On Tuesday, Syria’s official news agency reported that the country’s deputy foreign minister expressed an interest in joining a peace negotiation with Israel in meetings at Russia’s foreign ministry. Israeli jets two weeks ago buzzed the summer palace of President Assad, sending the clear message that, if so ordered, the jets could drop their payloads.

Israel enjoyed a minor military success yesterday. A military spokesman said that a quarter ton bomb Israeli jets dropped on a Gaza home injured the head of Hamas’s military wing, Mohammed Deif. The bomb also killed a couple and seven of their children. The Associated Press reported that Hamas took over the intensive care unit in the hospital where the victims of the blast were rushed. Fox News Channel reported that Israel had also bombed the Hamas-controlled Palestinian foreign ministry building in Gaza.

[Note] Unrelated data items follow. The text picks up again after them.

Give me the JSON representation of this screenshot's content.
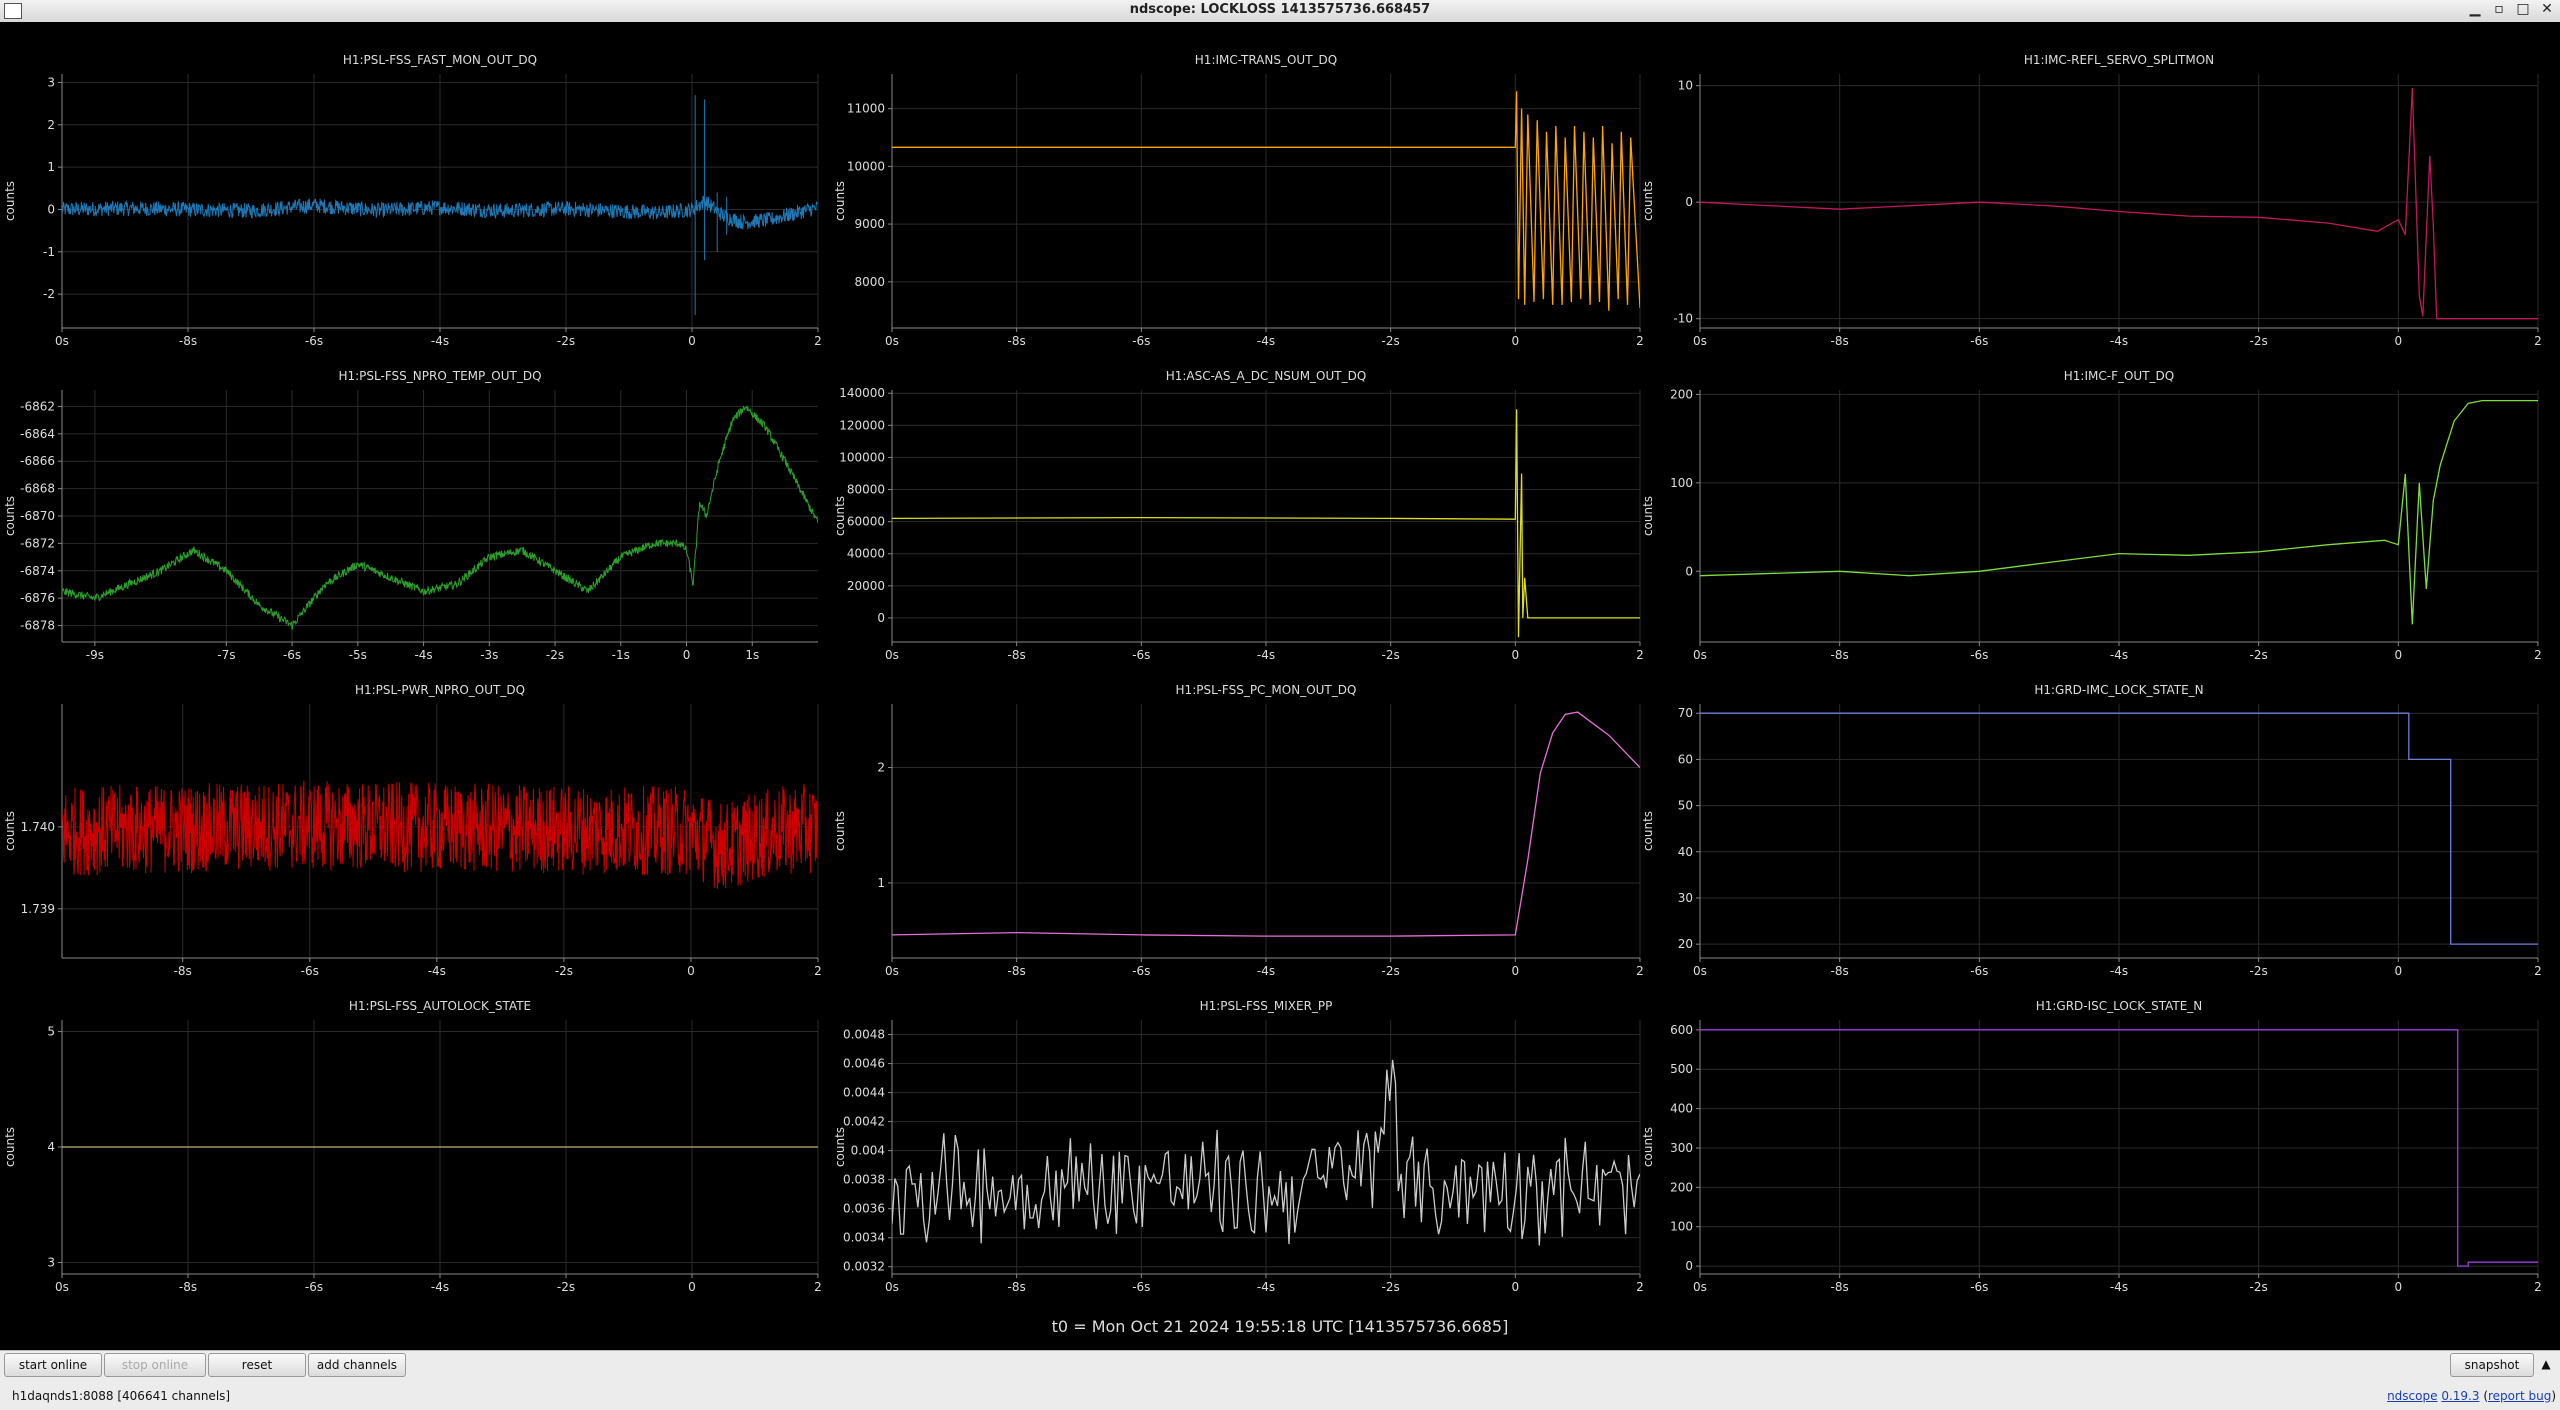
{
  "window": {
    "title": "ndscope: LOCKLOSS 1413575736.668457",
    "buttons": {
      "minimize": "▁",
      "restore": "▫",
      "maximize": "□",
      "close": "✕"
    }
  },
  "t0_label": "t0 = Mon Oct 21 2024 19:55:18 UTC [1413575736.6685]",
  "toolbar": {
    "start_online": "start online",
    "stop_online": "stop online",
    "reset": "reset",
    "add_channels": "add channels",
    "snapshot": "snapshot",
    "expand": "▲"
  },
  "status": {
    "server": "h1daqnds1:8088",
    "channels": "[406641 channels]",
    "app": "ndscope",
    "version": "0.19.3",
    "report": "report bug"
  },
  "chart_data": [
    {
      "type": "line",
      "title": "H1:PSL-FSS_FAST_MON_OUT_DQ",
      "ylabel": "counts",
      "color": "#1f77b4",
      "style": "noise",
      "xlim": [
        -10,
        2
      ],
      "ylim": [
        -2.8,
        3.2
      ],
      "xticks": [
        {
          "v": -10,
          "t": "0s"
        },
        {
          "v": -8,
          "t": "-8s"
        },
        {
          "v": -6,
          "t": "-6s"
        },
        {
          "v": -4,
          "t": "-4s"
        },
        {
          "v": -2,
          "t": "-2s"
        },
        {
          "v": 0,
          "t": "0"
        },
        {
          "v": 2,
          "t": "2"
        }
      ],
      "yticks": [
        {
          "v": -2,
          "t": "-2"
        },
        {
          "v": -1,
          "t": "-1"
        },
        {
          "v": 0,
          "t": "0"
        },
        {
          "v": 1,
          "t": "1"
        },
        {
          "v": 2,
          "t": "2"
        },
        {
          "v": 3,
          "t": "3"
        }
      ],
      "x": [
        -10,
        -9,
        -8,
        -7,
        -6,
        -5,
        -4,
        -3,
        -2,
        -1,
        -0.5,
        0,
        0.2,
        0.5,
        0.8,
        1.2,
        1.6,
        2
      ],
      "y": [
        0,
        0.03,
        0,
        -0.03,
        0.1,
        -0.02,
        0.05,
        -0.03,
        0.02,
        -0.05,
        -0.08,
        0,
        0.2,
        -0.15,
        -0.3,
        -0.25,
        -0.1,
        0.05
      ],
      "band": 0.18,
      "spikes": [
        {
          "x": 0.05,
          "y0": -2.5,
          "y1": 2.7
        },
        {
          "x": 0.2,
          "y0": -1.2,
          "y1": 2.6
        },
        {
          "x": 0.4,
          "y0": -1.0,
          "y1": 0.4
        },
        {
          "x": 0.55,
          "y0": -0.6,
          "y1": 0.3
        }
      ]
    },
    {
      "type": "line",
      "title": "H1:IMC-TRANS_OUT_DQ",
      "ylabel": "counts",
      "color": "#ffa500",
      "style": "line",
      "xlim": [
        -10,
        2
      ],
      "ylim": [
        7200,
        11600
      ],
      "xticks": [
        {
          "v": -10,
          "t": "0s"
        },
        {
          "v": -8,
          "t": "-8s"
        },
        {
          "v": -6,
          "t": "-6s"
        },
        {
          "v": -4,
          "t": "-4s"
        },
        {
          "v": -2,
          "t": "-2s"
        },
        {
          "v": 0,
          "t": "0"
        },
        {
          "v": 2,
          "t": "2"
        }
      ],
      "yticks": [
        {
          "v": 8000,
          "t": "8000"
        },
        {
          "v": 9000,
          "t": "9000"
        },
        {
          "v": 10000,
          "t": "10000"
        },
        {
          "v": 11000,
          "t": "11000"
        }
      ],
      "x": [
        -10,
        0,
        0.02,
        0.05,
        0.1,
        0.15,
        0.2,
        0.3,
        0.35,
        0.45,
        0.5,
        0.6,
        0.65,
        0.75,
        0.8,
        0.9,
        0.95,
        1.05,
        1.1,
        1.2,
        1.25,
        1.35,
        1.4,
        1.5,
        1.55,
        1.65,
        1.7,
        1.8,
        1.85,
        2
      ],
      "y": [
        10330,
        10330,
        11300,
        7700,
        11000,
        7600,
        10900,
        7650,
        10800,
        7700,
        10600,
        7600,
        10700,
        7600,
        10500,
        7650,
        10700,
        7700,
        10600,
        7600,
        10500,
        7650,
        10700,
        7500,
        10400,
        7700,
        10600,
        7600,
        10500,
        7550
      ],
      "band": 30
    },
    {
      "type": "line",
      "title": "H1:IMC-REFL_SERVO_SPLITMON",
      "ylabel": "counts",
      "color": "#c2185b",
      "style": "line",
      "xlim": [
        -10,
        2
      ],
      "ylim": [
        -10.8,
        11
      ],
      "xticks": [
        {
          "v": -10,
          "t": "0s"
        },
        {
          "v": -8,
          "t": "-8s"
        },
        {
          "v": -6,
          "t": "-6s"
        },
        {
          "v": -4,
          "t": "-4s"
        },
        {
          "v": -2,
          "t": "-2s"
        },
        {
          "v": 0,
          "t": "0"
        },
        {
          "v": 2,
          "t": "2"
        }
      ],
      "yticks": [
        {
          "v": -10,
          "t": "-10"
        },
        {
          "v": 0,
          "t": "0"
        },
        {
          "v": 10,
          "t": "10"
        }
      ],
      "x": [
        -10,
        -8,
        -6,
        -5,
        -4,
        -3,
        -2,
        -1,
        -0.3,
        0,
        0.1,
        0.2,
        0.3,
        0.35,
        0.45,
        0.5,
        0.55,
        0.6,
        2
      ],
      "y": [
        0,
        -0.6,
        0,
        -0.3,
        -0.8,
        -1.2,
        -1.3,
        -1.8,
        -2.5,
        -1.5,
        -2.8,
        9.8,
        -8.0,
        -9.8,
        4.0,
        -2,
        -10,
        -10,
        -10
      ]
    },
    {
      "type": "line",
      "title": "H1:PSL-FSS_NPRO_TEMP_OUT_DQ",
      "ylabel": "counts",
      "color": "#2ca02c",
      "style": "noise",
      "xlim": [
        -9.5,
        2
      ],
      "ylim": [
        -6879.2,
        -6860.8
      ],
      "xticks": [
        {
          "v": -9,
          "t": "-9s"
        },
        {
          "v": -7,
          "t": "-7s"
        },
        {
          "v": -6,
          "t": "-6s"
        },
        {
          "v": -5,
          "t": "-5s"
        },
        {
          "v": -4,
          "t": "-4s"
        },
        {
          "v": -3,
          "t": "-3s"
        },
        {
          "v": -2,
          "t": "-2s"
        },
        {
          "v": -1,
          "t": "-1s"
        },
        {
          "v": 0,
          "t": "0"
        },
        {
          "v": 1,
          "t": "1s"
        }
      ],
      "yticks": [
        {
          "v": -6878,
          "t": "-6878"
        },
        {
          "v": -6876,
          "t": "-6876"
        },
        {
          "v": -6874,
          "t": "-6874"
        },
        {
          "v": -6872,
          "t": "-6872"
        },
        {
          "v": -6870,
          "t": "-6870"
        },
        {
          "v": -6868,
          "t": "-6868"
        },
        {
          "v": -6866,
          "t": "-6866"
        },
        {
          "v": -6864,
          "t": "-6864"
        },
        {
          "v": -6862,
          "t": "-6862"
        }
      ],
      "x": [
        -9.5,
        -9,
        -8,
        -7.5,
        -7,
        -6.5,
        -6,
        -5.5,
        -5,
        -4.5,
        -4,
        -3.5,
        -3,
        -2.5,
        -2,
        -1.5,
        -1,
        -0.5,
        -0.1,
        0,
        0.1,
        0.2,
        0.3,
        0.5,
        0.7,
        0.9,
        1.2,
        1.5,
        2
      ],
      "y": [
        -6875.5,
        -6876,
        -6874,
        -6872.5,
        -6874,
        -6876.5,
        -6878,
        -6875,
        -6873.5,
        -6874.5,
        -6875.5,
        -6875,
        -6873,
        -6872.5,
        -6874,
        -6875.5,
        -6873,
        -6872,
        -6872,
        -6872.5,
        -6875,
        -6869,
        -6870,
        -6866,
        -6863,
        -6862,
        -6863.5,
        -6866,
        -6870.5
      ],
      "band": 0.3
    },
    {
      "type": "line",
      "title": "H1:ASC-AS_A_DC_NSUM_OUT_DQ",
      "ylabel": "counts",
      "color": "#dddd22",
      "style": "line",
      "xlim": [
        -10,
        2
      ],
      "ylim": [
        -15000,
        142000
      ],
      "xticks": [
        {
          "v": -10,
          "t": "0s"
        },
        {
          "v": -8,
          "t": "-8s"
        },
        {
          "v": -6,
          "t": "-6s"
        },
        {
          "v": -4,
          "t": "-4s"
        },
        {
          "v": -2,
          "t": "-2s"
        },
        {
          "v": 0,
          "t": "0"
        },
        {
          "v": 2,
          "t": "2"
        }
      ],
      "yticks": [
        {
          "v": 0,
          "t": "0"
        },
        {
          "v": 20000,
          "t": "20000"
        },
        {
          "v": 40000,
          "t": "40000"
        },
        {
          "v": 60000,
          "t": "60000"
        },
        {
          "v": 80000,
          "t": "80000"
        },
        {
          "v": 100000,
          "t": "100000"
        },
        {
          "v": 120000,
          "t": "120000"
        },
        {
          "v": 140000,
          "t": "140000"
        }
      ],
      "x": [
        -10,
        -6,
        -2,
        0,
        0.02,
        0.05,
        0.1,
        0.12,
        0.15,
        0.2,
        0.3,
        2
      ],
      "y": [
        62000,
        62500,
        62000,
        61500,
        130000,
        -12000,
        90000,
        0,
        25000,
        0,
        0,
        0
      ]
    },
    {
      "type": "line",
      "title": "H1:IMC-F_OUT_DQ",
      "ylabel": "counts",
      "color": "#7fdc3f",
      "style": "line",
      "xlim": [
        -10,
        2
      ],
      "ylim": [
        -80,
        205
      ],
      "xticks": [
        {
          "v": -10,
          "t": "0s"
        },
        {
          "v": -8,
          "t": "-8s"
        },
        {
          "v": -6,
          "t": "-6s"
        },
        {
          "v": -4,
          "t": "-4s"
        },
        {
          "v": -2,
          "t": "-2s"
        },
        {
          "v": 0,
          "t": "0"
        },
        {
          "v": 2,
          "t": "2"
        }
      ],
      "yticks": [
        {
          "v": 0,
          "t": "0"
        },
        {
          "v": 100,
          "t": "100"
        },
        {
          "v": 200,
          "t": "200"
        }
      ],
      "x": [
        -10,
        -8,
        -7,
        -6,
        -5,
        -4,
        -3,
        -2,
        -1,
        -0.2,
        0,
        0.1,
        0.2,
        0.3,
        0.4,
        0.5,
        0.6,
        0.8,
        1.0,
        1.2,
        2
      ],
      "y": [
        -5,
        0,
        -5,
        0,
        10,
        20,
        18,
        22,
        30,
        35,
        30,
        110,
        -60,
        100,
        -20,
        80,
        120,
        170,
        190,
        193,
        193
      ]
    },
    {
      "type": "line",
      "title": "H1:PSL-PWR_NPRO_OUT_DQ",
      "ylabel": "counts",
      "color": "#cc0000",
      "style": "noise",
      "xlim": [
        -9.9,
        2
      ],
      "ylim": [
        1.7384,
        1.7415
      ],
      "xticks": [
        {
          "v": -8,
          "t": "-8s"
        },
        {
          "v": -6,
          "t": "-6s"
        },
        {
          "v": -4,
          "t": "-4s"
        },
        {
          "v": -2,
          "t": "-2s"
        },
        {
          "v": 0,
          "t": "0"
        },
        {
          "v": 2,
          "t": "2"
        }
      ],
      "yticks": [
        {
          "v": 1.739,
          "t": "1.739"
        },
        {
          "v": 1.74,
          "t": "1.740"
        }
      ],
      "x": [
        -9.9,
        -8,
        -6,
        -4,
        -2,
        0,
        0.5,
        1,
        1.5,
        2
      ],
      "y": [
        1.73995,
        1.73998,
        1.74002,
        1.73999,
        1.73997,
        1.73995,
        1.73975,
        1.73988,
        1.73996,
        1.73998
      ],
      "band": 0.00055
    },
    {
      "type": "line",
      "title": "H1:PSL-FSS_PC_MON_OUT_DQ",
      "ylabel": "counts",
      "color": "#e76fd6",
      "style": "line",
      "xlim": [
        -10,
        2
      ],
      "ylim": [
        0.35,
        2.55
      ],
      "xticks": [
        {
          "v": -10,
          "t": "0s"
        },
        {
          "v": -8,
          "t": "-8s"
        },
        {
          "v": -6,
          "t": "-6s"
        },
        {
          "v": -4,
          "t": "-4s"
        },
        {
          "v": -2,
          "t": "-2s"
        },
        {
          "v": 0,
          "t": "0"
        },
        {
          "v": 2,
          "t": "2"
        }
      ],
      "yticks": [
        {
          "v": 1,
          "t": "1"
        },
        {
          "v": 2,
          "t": "2"
        }
      ],
      "x": [
        -10,
        -8,
        -6,
        -4,
        -2,
        0,
        0.2,
        0.4,
        0.6,
        0.8,
        1.0,
        1.2,
        1.5,
        2
      ],
      "y": [
        0.55,
        0.57,
        0.55,
        0.54,
        0.54,
        0.55,
        1.2,
        1.95,
        2.3,
        2.46,
        2.48,
        2.4,
        2.28,
        2.0
      ]
    },
    {
      "type": "line",
      "title": "H1:GRD-IMC_LOCK_STATE_N",
      "ylabel": "counts",
      "color": "#6a7fd9",
      "style": "step",
      "xlim": [
        -10,
        2
      ],
      "ylim": [
        17,
        72
      ],
      "xticks": [
        {
          "v": -10,
          "t": "0s"
        },
        {
          "v": -8,
          "t": "-8s"
        },
        {
          "v": -6,
          "t": "-6s"
        },
        {
          "v": -4,
          "t": "-4s"
        },
        {
          "v": -2,
          "t": "-2s"
        },
        {
          "v": 0,
          "t": "0"
        },
        {
          "v": 2,
          "t": "2"
        }
      ],
      "yticks": [
        {
          "v": 20,
          "t": "20"
        },
        {
          "v": 30,
          "t": "30"
        },
        {
          "v": 40,
          "t": "40"
        },
        {
          "v": 50,
          "t": "50"
        },
        {
          "v": 60,
          "t": "60"
        },
        {
          "v": 70,
          "t": "70"
        }
      ],
      "x": [
        -10,
        0.15,
        0.15,
        0.75,
        0.75,
        2
      ],
      "y": [
        70,
        70,
        60,
        60,
        20,
        20
      ]
    },
    {
      "type": "line",
      "title": "H1:PSL-FSS_AUTOLOCK_STATE",
      "ylabel": "counts",
      "color": "#c0b07a",
      "style": "line",
      "xlim": [
        -10,
        2
      ],
      "ylim": [
        2.9,
        5.1
      ],
      "xticks": [
        {
          "v": -10,
          "t": "0s"
        },
        {
          "v": -8,
          "t": "-8s"
        },
        {
          "v": -6,
          "t": "-6s"
        },
        {
          "v": -4,
          "t": "-4s"
        },
        {
          "v": -2,
          "t": "-2s"
        },
        {
          "v": 0,
          "t": "0"
        },
        {
          "v": 2,
          "t": "2"
        }
      ],
      "yticks": [
        {
          "v": 3,
          "t": "3"
        },
        {
          "v": 4,
          "t": "4"
        },
        {
          "v": 5,
          "t": "5"
        }
      ],
      "x": [
        -10,
        2
      ],
      "y": [
        4,
        4
      ]
    },
    {
      "type": "line",
      "title": "H1:PSL-FSS_MIXER_PP",
      "ylabel": "counts",
      "color": "#cccccc",
      "style": "jitter",
      "xlim": [
        -10,
        2
      ],
      "ylim": [
        0.00315,
        0.0049
      ],
      "xticks": [
        {
          "v": -10,
          "t": "0s"
        },
        {
          "v": -8,
          "t": "-8s"
        },
        {
          "v": -6,
          "t": "-6s"
        },
        {
          "v": -4,
          "t": "-4s"
        },
        {
          "v": -2,
          "t": "-2s"
        },
        {
          "v": 0,
          "t": "0"
        },
        {
          "v": 2,
          "t": "2"
        }
      ],
      "yticks": [
        {
          "v": 0.0032,
          "t": "0.0032"
        },
        {
          "v": 0.0034,
          "t": "0.0034"
        },
        {
          "v": 0.0036,
          "t": "0.0036"
        },
        {
          "v": 0.0038,
          "t": "0.0038"
        },
        {
          "v": 0.004,
          "t": "0.004"
        },
        {
          "v": 0.0042,
          "t": "0.0042"
        },
        {
          "v": 0.0044,
          "t": "0.0044"
        },
        {
          "v": 0.0046,
          "t": "0.0046"
        },
        {
          "v": 0.0048,
          "t": "0.0048"
        }
      ],
      "x": [
        -10,
        -8,
        -6,
        -4,
        -2.2,
        -2,
        -1.8,
        0,
        2
      ],
      "y": [
        0.0038,
        0.0037,
        0.0038,
        0.0037,
        0.0039,
        0.0048,
        0.0037,
        0.0038,
        0.0037
      ],
      "band": 0.00045
    },
    {
      "type": "line",
      "title": "H1:GRD-ISC_LOCK_STATE_N",
      "ylabel": "counts",
      "color": "#9b3fe0",
      "style": "step",
      "xlim": [
        -10,
        2
      ],
      "ylim": [
        -20,
        625
      ],
      "xticks": [
        {
          "v": -10,
          "t": "0s"
        },
        {
          "v": -8,
          "t": "-8s"
        },
        {
          "v": -6,
          "t": "-6s"
        },
        {
          "v": -4,
          "t": "-4s"
        },
        {
          "v": -2,
          "t": "-2s"
        },
        {
          "v": 0,
          "t": "0"
        },
        {
          "v": 2,
          "t": "2"
        }
      ],
      "yticks": [
        {
          "v": 0,
          "t": "0"
        },
        {
          "v": 100,
          "t": "100"
        },
        {
          "v": 200,
          "t": "200"
        },
        {
          "v": 300,
          "t": "300"
        },
        {
          "v": 400,
          "t": "400"
        },
        {
          "v": 500,
          "t": "500"
        },
        {
          "v": 600,
          "t": "600"
        }
      ],
      "x": [
        -10,
        0.85,
        0.85,
        1.0,
        1.0,
        2
      ],
      "y": [
        600,
        600,
        0,
        0,
        10,
        10
      ]
    }
  ]
}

A statement from the White House blamed Iran and Syria for the violence, while Secretary of State Rice said, “All sides must act with restraint to resolve this incident peacefully and to protect innocent life and civilian infrastructure.”

In Rome, the U.N. secretary-general, Kofi Annan, said, “The leaders in the region and around the world should use their influence to press the parties to show restraint and resolve this situation.”